Crédito à economia moçambicana recua 0,4% em junho após máximo de maio
O ‘stock’ do crédito à economia moçambicana recuou 0,4% em junho, para 292.782 milhões de meticais (4.003 milhões de euros), após máximos históricos no mês anterior, segundo dados oficiais.
De acordo com o mais recente relatório estatístico do Banco de Moçambique, o volume em junho compara com 293.853 milhões de meticais (4.017 milhões de euros) registados em maio e com 288.112 milhões de meticais (3.939 milhões de euros) no mesmo mês de 2025.
Os dados de junho indicam ainda que o crédito a particulares continuava a liderar, com 105.649 milhões de meticais (1.444 milhões de euros), um aumento de 0,4% face a maio. Seguia-se o setor do comércio, cujo crédito cresceu 3,3%, para 24.503 milhões de meticais (335 milhões de euros), enquanto os transportes e comunicações recuaram 8,5%, para 23.847 milhões de meticais (326 milhões de euros), e a indústria transformadora diminuiu 0,1%, para 20.783 milhões de meticais (284 milhões de euros).
A taxa de juro de referência para o crédito em Moçambique manteve-se inalterada em agosto nos 15,50%, pelo quarto mês consecutivo, após três cortes anteriores este ano, anunciou anteriormente a Associação Moçambicana de Bancos (AMB).

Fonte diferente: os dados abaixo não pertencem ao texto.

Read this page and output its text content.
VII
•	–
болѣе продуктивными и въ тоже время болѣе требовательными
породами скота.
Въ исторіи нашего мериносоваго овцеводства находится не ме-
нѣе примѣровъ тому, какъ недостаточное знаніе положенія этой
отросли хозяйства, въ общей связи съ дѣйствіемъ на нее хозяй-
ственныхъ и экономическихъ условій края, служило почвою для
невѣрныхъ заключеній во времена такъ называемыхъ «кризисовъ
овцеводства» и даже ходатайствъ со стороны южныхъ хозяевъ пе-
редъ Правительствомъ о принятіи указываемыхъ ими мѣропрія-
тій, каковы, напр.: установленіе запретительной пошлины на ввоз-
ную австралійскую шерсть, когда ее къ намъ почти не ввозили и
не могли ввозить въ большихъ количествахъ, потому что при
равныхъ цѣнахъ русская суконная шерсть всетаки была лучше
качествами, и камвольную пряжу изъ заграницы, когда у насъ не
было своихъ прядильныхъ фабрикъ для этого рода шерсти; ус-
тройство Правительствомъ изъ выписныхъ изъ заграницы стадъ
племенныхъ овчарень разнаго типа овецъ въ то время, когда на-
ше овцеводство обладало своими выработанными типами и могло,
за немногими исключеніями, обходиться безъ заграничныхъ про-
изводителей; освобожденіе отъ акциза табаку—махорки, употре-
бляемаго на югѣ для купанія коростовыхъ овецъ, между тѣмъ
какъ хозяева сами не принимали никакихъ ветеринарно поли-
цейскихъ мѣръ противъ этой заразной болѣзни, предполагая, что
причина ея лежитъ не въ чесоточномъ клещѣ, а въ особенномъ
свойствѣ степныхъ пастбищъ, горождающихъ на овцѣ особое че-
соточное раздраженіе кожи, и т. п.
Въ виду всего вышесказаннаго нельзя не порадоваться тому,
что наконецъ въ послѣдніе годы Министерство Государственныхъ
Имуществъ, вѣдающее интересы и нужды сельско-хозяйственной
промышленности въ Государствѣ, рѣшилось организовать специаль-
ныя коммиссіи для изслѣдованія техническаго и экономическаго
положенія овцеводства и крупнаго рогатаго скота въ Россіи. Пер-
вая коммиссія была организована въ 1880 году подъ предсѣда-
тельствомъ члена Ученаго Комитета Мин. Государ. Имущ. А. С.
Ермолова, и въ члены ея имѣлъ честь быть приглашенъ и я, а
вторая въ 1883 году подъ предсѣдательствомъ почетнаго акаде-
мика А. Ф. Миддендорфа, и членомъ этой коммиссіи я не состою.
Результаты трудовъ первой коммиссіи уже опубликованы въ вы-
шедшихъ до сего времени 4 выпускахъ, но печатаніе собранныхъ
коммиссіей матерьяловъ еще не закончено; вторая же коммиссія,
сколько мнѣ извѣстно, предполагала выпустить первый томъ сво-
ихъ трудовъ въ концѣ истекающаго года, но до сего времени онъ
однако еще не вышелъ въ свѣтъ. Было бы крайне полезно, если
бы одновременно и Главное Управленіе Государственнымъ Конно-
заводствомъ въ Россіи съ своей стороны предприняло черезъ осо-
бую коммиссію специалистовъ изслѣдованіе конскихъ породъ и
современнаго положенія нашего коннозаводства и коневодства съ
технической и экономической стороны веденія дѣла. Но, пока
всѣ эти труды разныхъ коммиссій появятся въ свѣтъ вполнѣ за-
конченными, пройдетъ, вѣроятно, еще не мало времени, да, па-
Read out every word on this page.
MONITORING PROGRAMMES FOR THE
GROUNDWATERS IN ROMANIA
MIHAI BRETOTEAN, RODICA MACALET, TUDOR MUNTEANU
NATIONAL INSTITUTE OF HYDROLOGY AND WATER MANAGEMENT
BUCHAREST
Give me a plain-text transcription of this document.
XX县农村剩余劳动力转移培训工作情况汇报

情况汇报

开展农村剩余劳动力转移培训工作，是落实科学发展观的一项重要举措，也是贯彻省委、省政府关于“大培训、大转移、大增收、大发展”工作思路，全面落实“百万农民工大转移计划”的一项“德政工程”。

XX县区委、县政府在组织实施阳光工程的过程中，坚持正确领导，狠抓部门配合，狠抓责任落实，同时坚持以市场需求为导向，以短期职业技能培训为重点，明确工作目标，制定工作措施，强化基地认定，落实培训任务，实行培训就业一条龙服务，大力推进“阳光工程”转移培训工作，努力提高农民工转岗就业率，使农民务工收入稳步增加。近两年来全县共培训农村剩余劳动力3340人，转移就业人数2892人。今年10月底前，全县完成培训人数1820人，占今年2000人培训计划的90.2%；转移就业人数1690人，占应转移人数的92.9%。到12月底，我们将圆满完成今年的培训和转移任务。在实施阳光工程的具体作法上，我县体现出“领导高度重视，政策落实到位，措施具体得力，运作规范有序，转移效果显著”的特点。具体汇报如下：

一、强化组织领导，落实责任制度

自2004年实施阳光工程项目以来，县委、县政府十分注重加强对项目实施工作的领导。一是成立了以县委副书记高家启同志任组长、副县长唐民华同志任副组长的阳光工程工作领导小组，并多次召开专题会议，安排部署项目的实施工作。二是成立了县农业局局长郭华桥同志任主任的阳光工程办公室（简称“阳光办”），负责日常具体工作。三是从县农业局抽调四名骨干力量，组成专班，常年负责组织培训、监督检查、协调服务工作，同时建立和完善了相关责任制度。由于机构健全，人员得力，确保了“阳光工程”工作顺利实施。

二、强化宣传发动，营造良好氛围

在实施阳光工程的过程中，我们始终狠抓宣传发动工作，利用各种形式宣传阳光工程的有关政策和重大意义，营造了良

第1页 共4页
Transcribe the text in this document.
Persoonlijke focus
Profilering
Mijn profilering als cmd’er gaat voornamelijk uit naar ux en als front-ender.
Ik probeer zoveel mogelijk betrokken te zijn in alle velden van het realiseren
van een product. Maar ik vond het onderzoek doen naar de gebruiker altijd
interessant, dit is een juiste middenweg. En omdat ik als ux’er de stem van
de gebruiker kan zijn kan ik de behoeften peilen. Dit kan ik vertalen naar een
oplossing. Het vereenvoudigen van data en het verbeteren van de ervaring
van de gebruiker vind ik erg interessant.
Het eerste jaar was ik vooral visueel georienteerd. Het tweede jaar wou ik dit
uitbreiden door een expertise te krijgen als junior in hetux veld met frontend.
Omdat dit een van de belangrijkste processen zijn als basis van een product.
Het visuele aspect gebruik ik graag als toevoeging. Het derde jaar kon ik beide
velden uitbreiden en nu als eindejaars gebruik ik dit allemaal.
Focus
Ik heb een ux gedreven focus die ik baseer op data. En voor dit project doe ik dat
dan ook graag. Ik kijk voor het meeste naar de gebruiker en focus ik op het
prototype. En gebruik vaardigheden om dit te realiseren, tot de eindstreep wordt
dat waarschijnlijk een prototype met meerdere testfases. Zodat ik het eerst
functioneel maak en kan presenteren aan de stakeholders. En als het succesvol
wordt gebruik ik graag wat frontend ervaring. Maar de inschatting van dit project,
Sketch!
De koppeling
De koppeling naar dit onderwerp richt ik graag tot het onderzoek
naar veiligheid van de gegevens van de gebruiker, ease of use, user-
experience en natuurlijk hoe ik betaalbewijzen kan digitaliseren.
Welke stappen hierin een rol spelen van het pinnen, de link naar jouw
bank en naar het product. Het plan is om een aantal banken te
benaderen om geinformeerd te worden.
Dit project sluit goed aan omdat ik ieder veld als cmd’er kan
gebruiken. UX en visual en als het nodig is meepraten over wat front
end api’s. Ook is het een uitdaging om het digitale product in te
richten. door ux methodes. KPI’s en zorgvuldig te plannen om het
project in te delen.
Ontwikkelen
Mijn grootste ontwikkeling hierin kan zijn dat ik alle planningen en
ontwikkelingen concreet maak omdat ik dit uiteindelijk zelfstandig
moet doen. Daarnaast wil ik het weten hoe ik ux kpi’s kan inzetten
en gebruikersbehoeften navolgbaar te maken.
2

Desde janeiro de 2024, a taxa, conhecida como ‘prime rate’, tem vindo progressivamente a descer, após seis meses consecutivos em máximos de 24,1%. Este ano, em janeiro, a AMB decidiu cortar 10 pontos base à taxa, que caiu para 15,70%, mantendo-a inalterada em fevereiro, apesar do corte na taxa diretora então decidido pelo banco central.
Seguiram-se cortes idênticos, de 10 pontos base, em março e em abril, e a estabilização da taxa desde maio.
As oscilações da ‘prime rate’ estão associadas à taxa de juro de política monetária (taxa MIMO, que influencia a fórmula de cálculo da ‘prime rate’) definida pelo banco central, para controlar a inflação.
Os dados do Banco de Moçambique indicam igualmente que a taxa média de juro dos empréstimos a um ano caiu para 22,63% em junho, face a 23,64% registado no mesmo mês de 2025, enquanto a remuneração média dos depósitos a um ano baixou de 6,48% para 4,98% no mesmo período.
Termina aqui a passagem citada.